From my time on the admissions side of the desk, I know that many teacher recommendations add little to the student’s application. Admissions staff try never to penalize a student for something he can’t control, so the boilerplate recommendation generally fails to add to your application rather than detracting.
A few things to consider as you solidify your teacher recommendations:
1. In most instances, your recommendation(s) can be written by any teacher who has taught you in a solid, academic course in 10th, 11th or 12th grade. A solid, academic course comes from the disciplines of math, science, English, social studies or foreign language. Religion is not a solid academic course in most instances. 11th grade teachers, and teachers who have taught you in multiple years are often the best candidates for a teacher recommendation.
2. Some colleges do have specific requirements regarding recommendations from specific teachers, for example math or science for Engineering applicants, or art for art applicants. Check each college’s requirements carefully. In general, it’s preferable to ask teachers from two different disciplines to write your recommendations.
3. Give your teachers as much time as possible to complete your recommendations. Some teachers devote a great deal of time to each letter and popular junior year teachers may write several dozen recommendations each fall.
4. When discussing recommendations with your teacher, either in person or via email, share with your teacher your reasons for asking him or her. Why did you enjoy the class? Remind your teacher about some of your most memorable work in the class. Do you still have copies of papers or exams that you can provide? The best teacher recommendations aren’t always from the class in which you earned the highest grade.
5. The purpose of the teacher recommendation is to clarify your academic contributions and learning style. A good teacher recommendation will focus on these ideas (perhaps including how you overcame any challenges).
6. Academics are the most important but if the teacher has also worked with you in a club or extracurricular capacity, this can add additional insight.
7. Caution: the best teacher recommendations do not reiterate information found in other parts of your application. As an admissions person, this was the most frustrating part for me.
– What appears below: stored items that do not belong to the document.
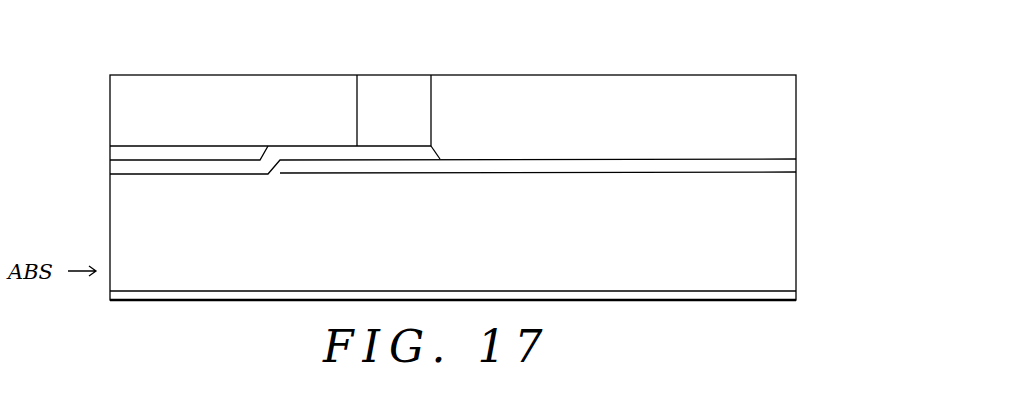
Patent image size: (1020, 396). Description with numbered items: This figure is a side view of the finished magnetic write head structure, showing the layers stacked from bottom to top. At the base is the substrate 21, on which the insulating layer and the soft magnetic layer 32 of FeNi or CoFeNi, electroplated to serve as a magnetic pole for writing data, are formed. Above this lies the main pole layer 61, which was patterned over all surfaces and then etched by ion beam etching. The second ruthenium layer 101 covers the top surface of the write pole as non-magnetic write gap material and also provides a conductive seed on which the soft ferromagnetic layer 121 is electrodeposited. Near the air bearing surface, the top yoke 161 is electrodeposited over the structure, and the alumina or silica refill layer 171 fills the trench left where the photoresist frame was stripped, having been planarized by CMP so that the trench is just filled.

The top yoke 161 is at (125, 107).
The refill layer 171 is at (378, 100).
The soft ferromagnetic layer 121 is at (125, 153).
The second ruthenium layer 101 is at (125, 168).
The main pole layer 61 is at (780, 160).
The soft magnetic layer 32 is at (780, 259).
The substrate 21 is at (780, 297).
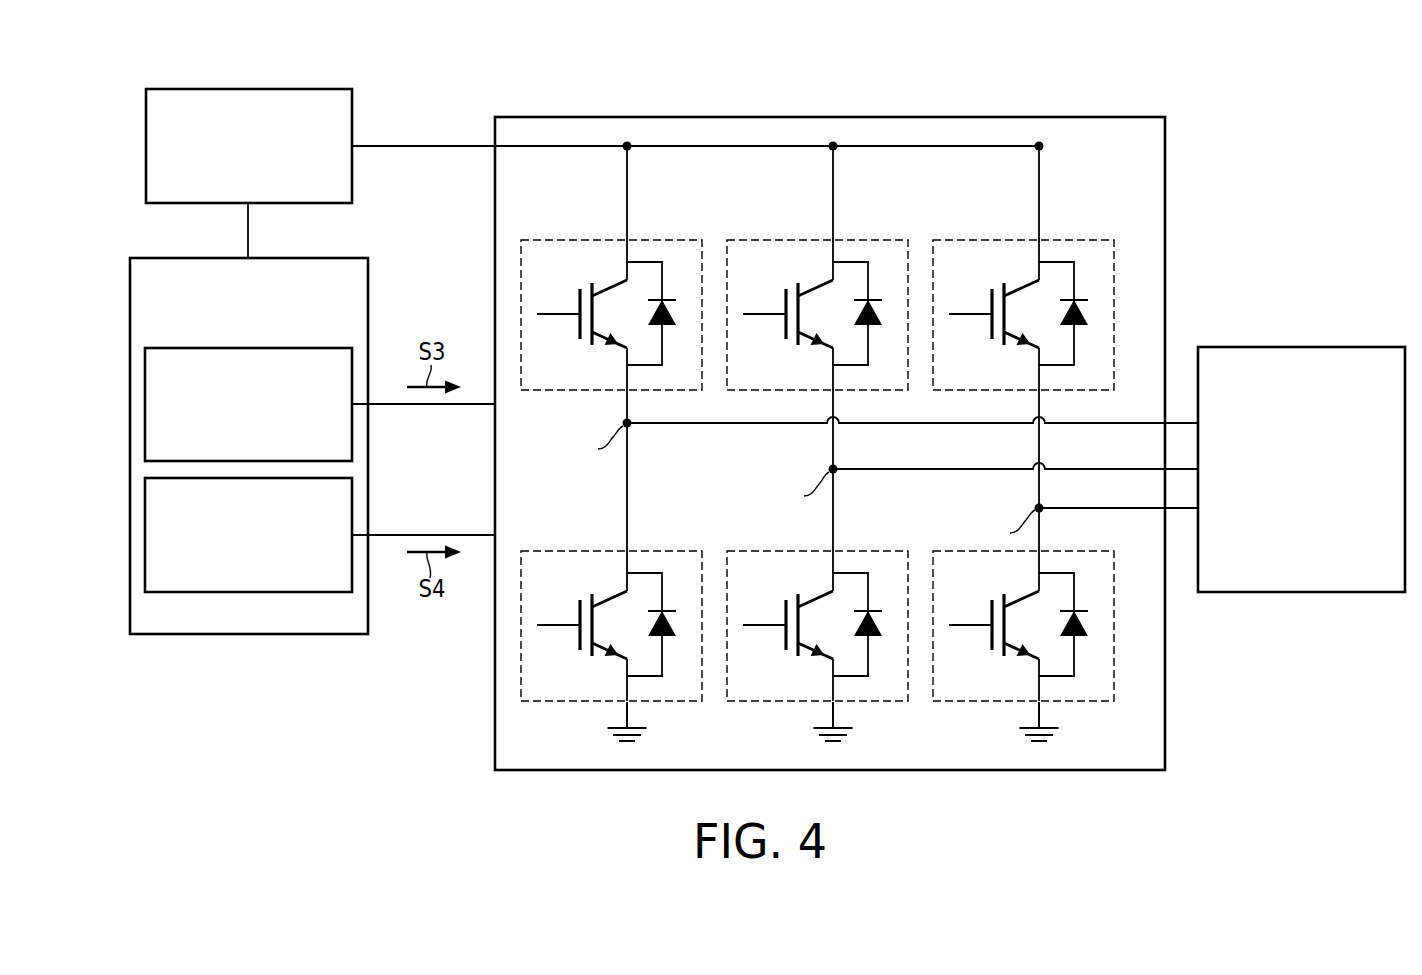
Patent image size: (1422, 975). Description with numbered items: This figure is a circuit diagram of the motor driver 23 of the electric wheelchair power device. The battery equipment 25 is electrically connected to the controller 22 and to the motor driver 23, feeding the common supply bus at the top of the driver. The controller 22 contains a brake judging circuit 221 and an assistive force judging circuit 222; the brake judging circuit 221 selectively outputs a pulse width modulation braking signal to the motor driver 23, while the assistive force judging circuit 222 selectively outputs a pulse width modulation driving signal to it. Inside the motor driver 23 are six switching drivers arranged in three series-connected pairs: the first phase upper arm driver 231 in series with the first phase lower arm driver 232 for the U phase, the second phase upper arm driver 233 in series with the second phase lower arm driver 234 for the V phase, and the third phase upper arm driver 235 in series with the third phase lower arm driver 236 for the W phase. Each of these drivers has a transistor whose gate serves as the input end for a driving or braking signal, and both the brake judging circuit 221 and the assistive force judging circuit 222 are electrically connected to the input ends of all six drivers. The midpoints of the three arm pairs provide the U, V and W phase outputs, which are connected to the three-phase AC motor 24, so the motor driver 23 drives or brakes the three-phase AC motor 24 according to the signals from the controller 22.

The controller 22 is at (165, 258).
The brake judging circuit 221 is at (182, 348).
The assistive force judging circuit 222 is at (181, 592).
The motor driver 23 is at (1165, 152).
The first phase upper arm driver 231 is at (551, 238).
The first phase lower arm driver 232 is at (550, 704).
The second phase upper arm driver 233 is at (757, 238).
The second phase lower arm driver 234 is at (756, 704).
The third phase upper arm driver 235 is at (963, 238).
The third phase lower arm driver 236 is at (962, 704).
The three-phase AC motor 24 is at (1372, 347).
The battery equipment 25 is at (180, 89).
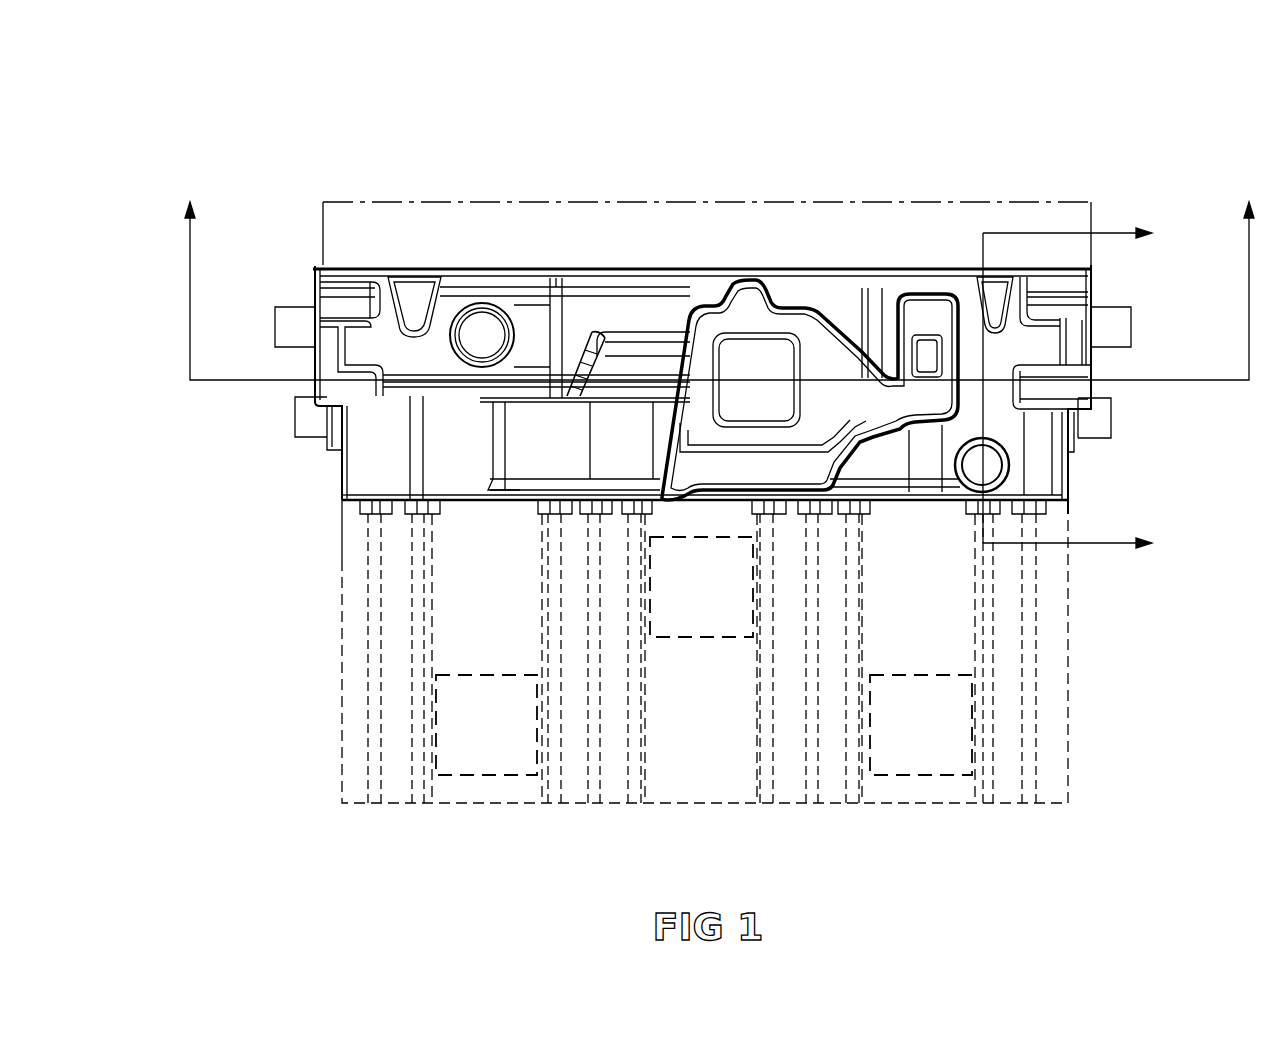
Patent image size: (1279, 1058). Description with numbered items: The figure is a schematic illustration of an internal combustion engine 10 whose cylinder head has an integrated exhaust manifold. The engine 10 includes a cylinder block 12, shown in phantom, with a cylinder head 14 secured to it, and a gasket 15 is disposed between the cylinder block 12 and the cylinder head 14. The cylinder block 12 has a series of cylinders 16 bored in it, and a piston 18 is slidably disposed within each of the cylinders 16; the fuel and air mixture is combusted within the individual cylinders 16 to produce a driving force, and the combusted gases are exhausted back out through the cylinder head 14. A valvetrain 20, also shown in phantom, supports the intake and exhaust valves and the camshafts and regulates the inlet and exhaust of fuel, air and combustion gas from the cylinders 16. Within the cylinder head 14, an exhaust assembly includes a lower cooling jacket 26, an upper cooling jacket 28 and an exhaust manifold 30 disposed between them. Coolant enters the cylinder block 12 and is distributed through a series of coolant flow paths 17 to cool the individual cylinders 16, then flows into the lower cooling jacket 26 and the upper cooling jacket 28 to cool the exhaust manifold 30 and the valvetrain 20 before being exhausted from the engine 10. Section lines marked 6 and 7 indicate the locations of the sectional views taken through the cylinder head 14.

The internal combustion engine 10 is at (896, 154).
The cylinder block 12 is at (1066, 747).
The cylinder head 14 is at (306, 266).
The gasket 15 is at (340, 500).
The cylinders 16 is at (487, 795).
The coolant flow paths 17 is at (413, 590).
The piston 18 is at (460, 685).
The valvetrain 20 is at (596, 218).
The lower cooling jacket 26 is at (1113, 418).
The upper cooling jacket 28 is at (1133, 327).
The exhaust manifold 30 is at (745, 350).
The section line 6- 6 is at (1082, 389).
The section line 7- 7 is at (719, 277).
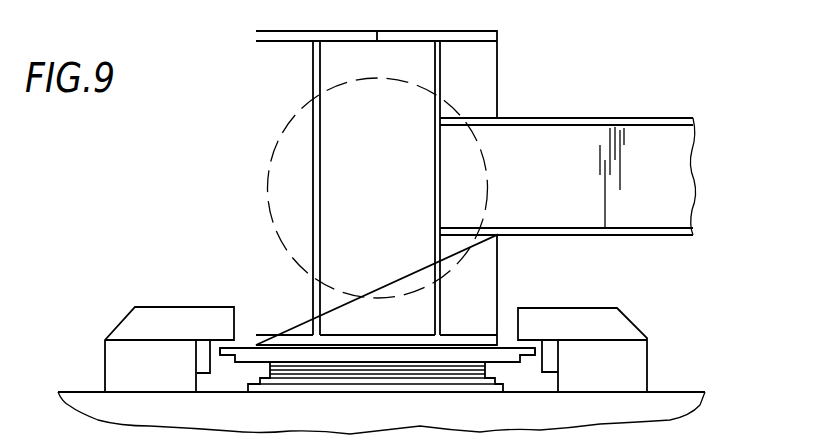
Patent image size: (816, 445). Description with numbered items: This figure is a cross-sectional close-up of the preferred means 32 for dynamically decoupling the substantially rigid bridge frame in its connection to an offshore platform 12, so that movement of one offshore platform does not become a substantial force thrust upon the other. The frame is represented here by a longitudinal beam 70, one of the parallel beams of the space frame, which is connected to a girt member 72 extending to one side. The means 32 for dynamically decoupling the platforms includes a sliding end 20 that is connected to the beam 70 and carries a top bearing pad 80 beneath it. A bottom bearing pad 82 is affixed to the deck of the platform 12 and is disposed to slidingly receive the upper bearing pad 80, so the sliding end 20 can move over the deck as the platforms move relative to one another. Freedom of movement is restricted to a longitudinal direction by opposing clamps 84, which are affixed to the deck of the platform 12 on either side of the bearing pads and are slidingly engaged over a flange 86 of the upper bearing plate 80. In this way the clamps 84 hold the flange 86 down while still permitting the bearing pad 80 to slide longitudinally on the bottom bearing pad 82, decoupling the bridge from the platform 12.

The offshore platform 12 is at (342, 425).
The sliding end 20 is at (228, 238).
The means for dynamically decoupling 32 is at (217, 177).
The longitudinal beam 70 is at (458, 107).
The girt member 72 is at (638, 118).
The top bearing pad 80 is at (512, 366).
The bottom bearing pad 82 is at (500, 380).
The clamp 84 is at (147, 328).
The flange 86 is at (227, 348).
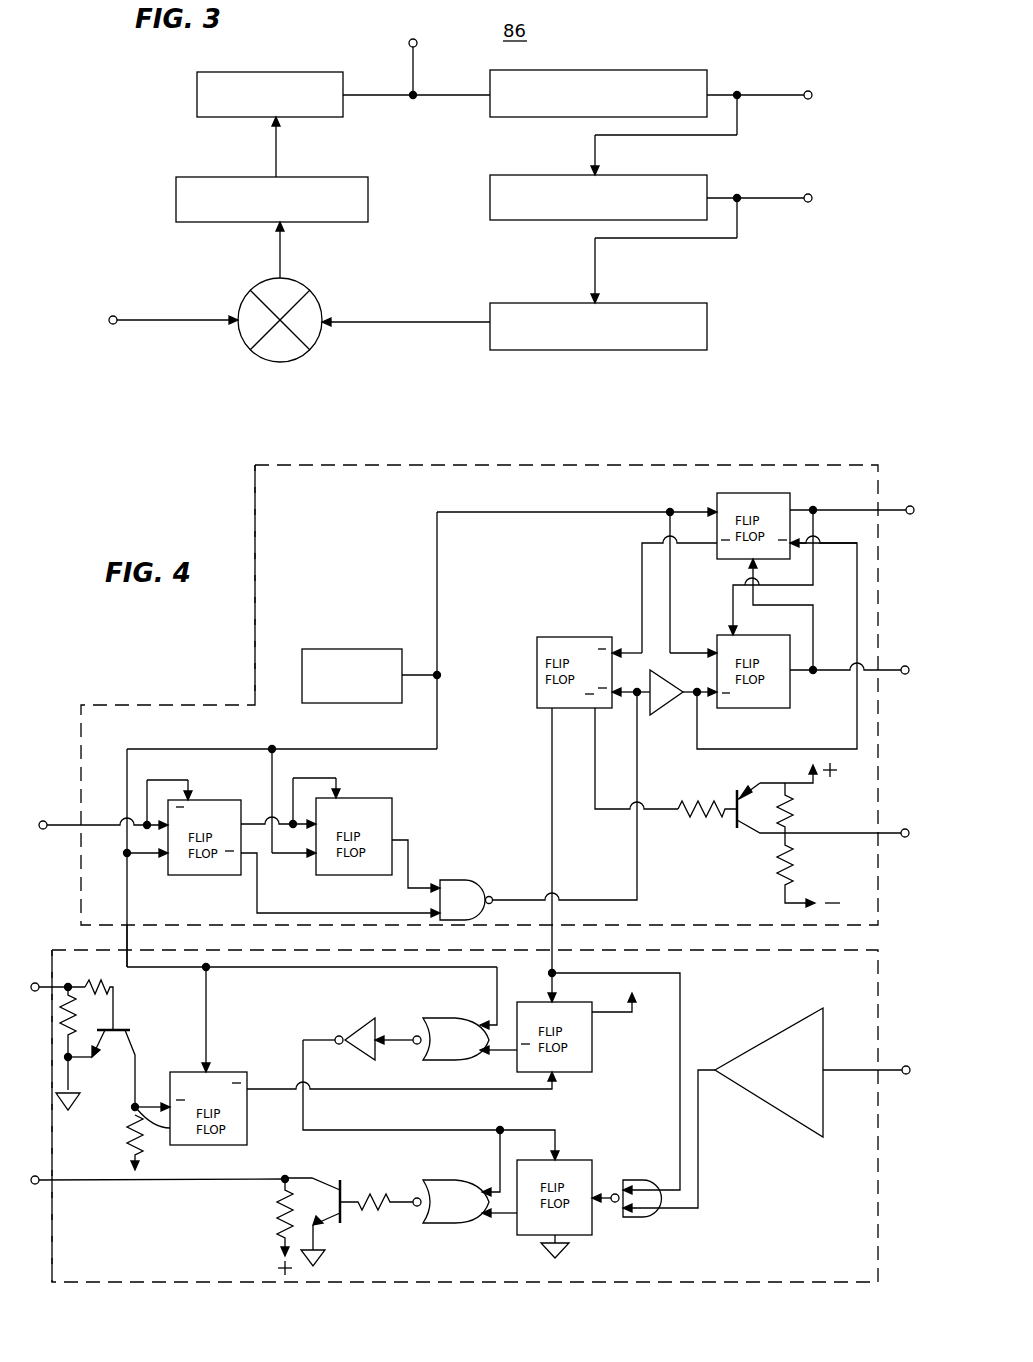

I really wanted new insight and anecdotes to help me understand the applicant, not a list of clubs and organizations. It’s tempting for a lot of teachers to summarize your activities in their letter, but you’ve already included that information in your application.
8. Teachers upload recommendations directly into the common application. You will provide your teachers’ email addresses in your application and proceed to invite them to add their letters. You can select different recommenders for different schools. They can then create a common application account and upload their letters. The process can be slightly different if your high school uses Naviance to handle common applications.
9. The Common Application will also ask you if you would like to waive your right* to see the recommendations, and by all means, the answer is yes! If you don’t believe the teacher you are asking will write a candid, positive letter of recommendation, then choose a different teacher! Colleges will place less weight on a letter of recommendation if the applicant hasn’t waived the right to access the letter.
*Waiving your right to see your letters of recommendation only applies to reading the letters AFTER you are accepted to a school and IF that school actually keeps the letters on file.
10. Finally, thank your teachers, both in advance for their time and after your letter has been submitted.